Tuesday, April 6, 2010

Are S Corporations About To Get Slammed?

The national debt is currently estimated at $12,792,967,119,405.50. Divided by the current number of people in the United States, estimated at 309,021,537, this comes out to about $41,398.30 per person.

Think they'll take a check?

While the above figures are good for a grim chuckle and a resigned "what can you do," an additional reality isn't nearly as amusing. Unless Congress acts to extend tax cuts instituted by the Bush administration in 2001 and 2003, these cuts will expire at the end of the year. Should this happen, small businesses, especially those organized as S corporations, will see an immediate increase in their tax burden.

Specifically, the aforementioned tax cuts reduced the individual income tax rate. The structure of an S corporation is that although the corporation is not subject to federal income tax, all profits are passed through to the shareholders in the company. These profits are considered income upon which federal income tax is levied. In short, prepare to get clobbered come 2010.

The owner(s) of an S corporation pays taxes on their proportional share of the corporation's profit. Given that most independent agents own their agencies, this heavily impacts our agent force. In addition to federal taxes, S corporations in California pay a 1.5% franchise tax on their net income.
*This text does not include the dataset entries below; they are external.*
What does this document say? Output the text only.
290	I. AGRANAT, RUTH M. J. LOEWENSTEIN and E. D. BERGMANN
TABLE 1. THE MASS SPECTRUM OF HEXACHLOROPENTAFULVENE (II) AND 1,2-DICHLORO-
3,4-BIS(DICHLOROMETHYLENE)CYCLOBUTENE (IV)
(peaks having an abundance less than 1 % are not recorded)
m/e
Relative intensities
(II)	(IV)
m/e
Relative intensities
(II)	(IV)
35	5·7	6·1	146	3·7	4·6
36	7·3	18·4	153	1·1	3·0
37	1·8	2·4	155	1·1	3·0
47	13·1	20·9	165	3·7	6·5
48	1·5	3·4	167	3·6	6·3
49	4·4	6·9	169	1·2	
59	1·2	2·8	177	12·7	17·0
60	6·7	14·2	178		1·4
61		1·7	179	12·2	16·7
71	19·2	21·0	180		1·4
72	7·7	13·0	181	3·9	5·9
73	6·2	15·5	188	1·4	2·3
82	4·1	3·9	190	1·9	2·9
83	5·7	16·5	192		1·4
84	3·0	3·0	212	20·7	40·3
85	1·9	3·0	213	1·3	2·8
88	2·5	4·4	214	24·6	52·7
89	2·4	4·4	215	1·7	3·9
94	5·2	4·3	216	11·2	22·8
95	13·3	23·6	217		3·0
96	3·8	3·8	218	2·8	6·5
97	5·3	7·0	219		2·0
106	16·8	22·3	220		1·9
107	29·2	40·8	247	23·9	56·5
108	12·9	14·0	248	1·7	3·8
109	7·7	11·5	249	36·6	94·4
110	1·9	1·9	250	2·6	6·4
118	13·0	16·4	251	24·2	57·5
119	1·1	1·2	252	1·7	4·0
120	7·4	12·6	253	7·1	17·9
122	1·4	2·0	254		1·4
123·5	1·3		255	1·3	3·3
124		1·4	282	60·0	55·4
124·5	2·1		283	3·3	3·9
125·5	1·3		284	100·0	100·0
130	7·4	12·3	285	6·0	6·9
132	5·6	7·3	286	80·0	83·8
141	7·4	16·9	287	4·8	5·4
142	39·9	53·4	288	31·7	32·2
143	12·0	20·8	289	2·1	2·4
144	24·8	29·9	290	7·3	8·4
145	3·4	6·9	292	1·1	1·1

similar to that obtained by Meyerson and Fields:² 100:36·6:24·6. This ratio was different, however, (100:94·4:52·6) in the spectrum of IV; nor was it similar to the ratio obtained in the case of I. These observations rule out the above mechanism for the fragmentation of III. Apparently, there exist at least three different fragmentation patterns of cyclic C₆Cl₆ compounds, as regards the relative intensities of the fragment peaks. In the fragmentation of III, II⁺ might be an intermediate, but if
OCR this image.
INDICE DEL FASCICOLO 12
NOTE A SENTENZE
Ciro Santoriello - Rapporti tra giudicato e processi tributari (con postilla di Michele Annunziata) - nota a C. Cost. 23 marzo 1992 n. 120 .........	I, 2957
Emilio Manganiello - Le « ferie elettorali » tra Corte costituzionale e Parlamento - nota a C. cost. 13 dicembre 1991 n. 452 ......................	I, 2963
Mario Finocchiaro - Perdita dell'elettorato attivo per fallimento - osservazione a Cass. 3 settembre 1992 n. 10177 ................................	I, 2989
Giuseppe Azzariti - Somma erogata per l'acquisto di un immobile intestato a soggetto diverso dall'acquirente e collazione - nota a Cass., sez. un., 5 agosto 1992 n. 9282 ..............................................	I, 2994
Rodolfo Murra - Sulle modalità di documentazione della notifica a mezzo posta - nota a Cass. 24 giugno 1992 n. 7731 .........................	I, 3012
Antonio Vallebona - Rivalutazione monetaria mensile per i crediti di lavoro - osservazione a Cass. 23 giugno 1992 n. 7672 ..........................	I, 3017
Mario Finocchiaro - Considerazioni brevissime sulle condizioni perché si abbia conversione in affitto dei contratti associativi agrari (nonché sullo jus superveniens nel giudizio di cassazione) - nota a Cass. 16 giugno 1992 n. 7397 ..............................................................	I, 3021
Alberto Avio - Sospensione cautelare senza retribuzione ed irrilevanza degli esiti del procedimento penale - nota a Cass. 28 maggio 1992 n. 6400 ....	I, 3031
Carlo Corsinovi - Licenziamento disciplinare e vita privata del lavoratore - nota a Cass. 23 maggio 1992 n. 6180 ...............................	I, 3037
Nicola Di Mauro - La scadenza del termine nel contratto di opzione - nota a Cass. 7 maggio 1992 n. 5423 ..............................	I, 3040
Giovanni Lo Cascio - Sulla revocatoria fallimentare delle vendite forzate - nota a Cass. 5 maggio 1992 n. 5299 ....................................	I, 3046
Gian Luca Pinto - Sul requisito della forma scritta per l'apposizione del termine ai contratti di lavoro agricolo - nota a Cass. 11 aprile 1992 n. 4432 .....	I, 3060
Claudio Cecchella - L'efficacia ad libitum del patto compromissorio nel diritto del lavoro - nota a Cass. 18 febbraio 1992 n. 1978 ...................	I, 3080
While nothing is inevitable except death and taxes, being taxed to death isn't a pleasant way to go. For all the hot air floating above Washington about not raising taxes on the middle class (*yeahrightsnort*), should taxes go up by default it's going to hit a lot of people hard. Given Washington's insatiable appetite for spending, believing this will go any other way is most likely wishing on unicorns. Keep a close eye on this issue. It's not going to go away on its own.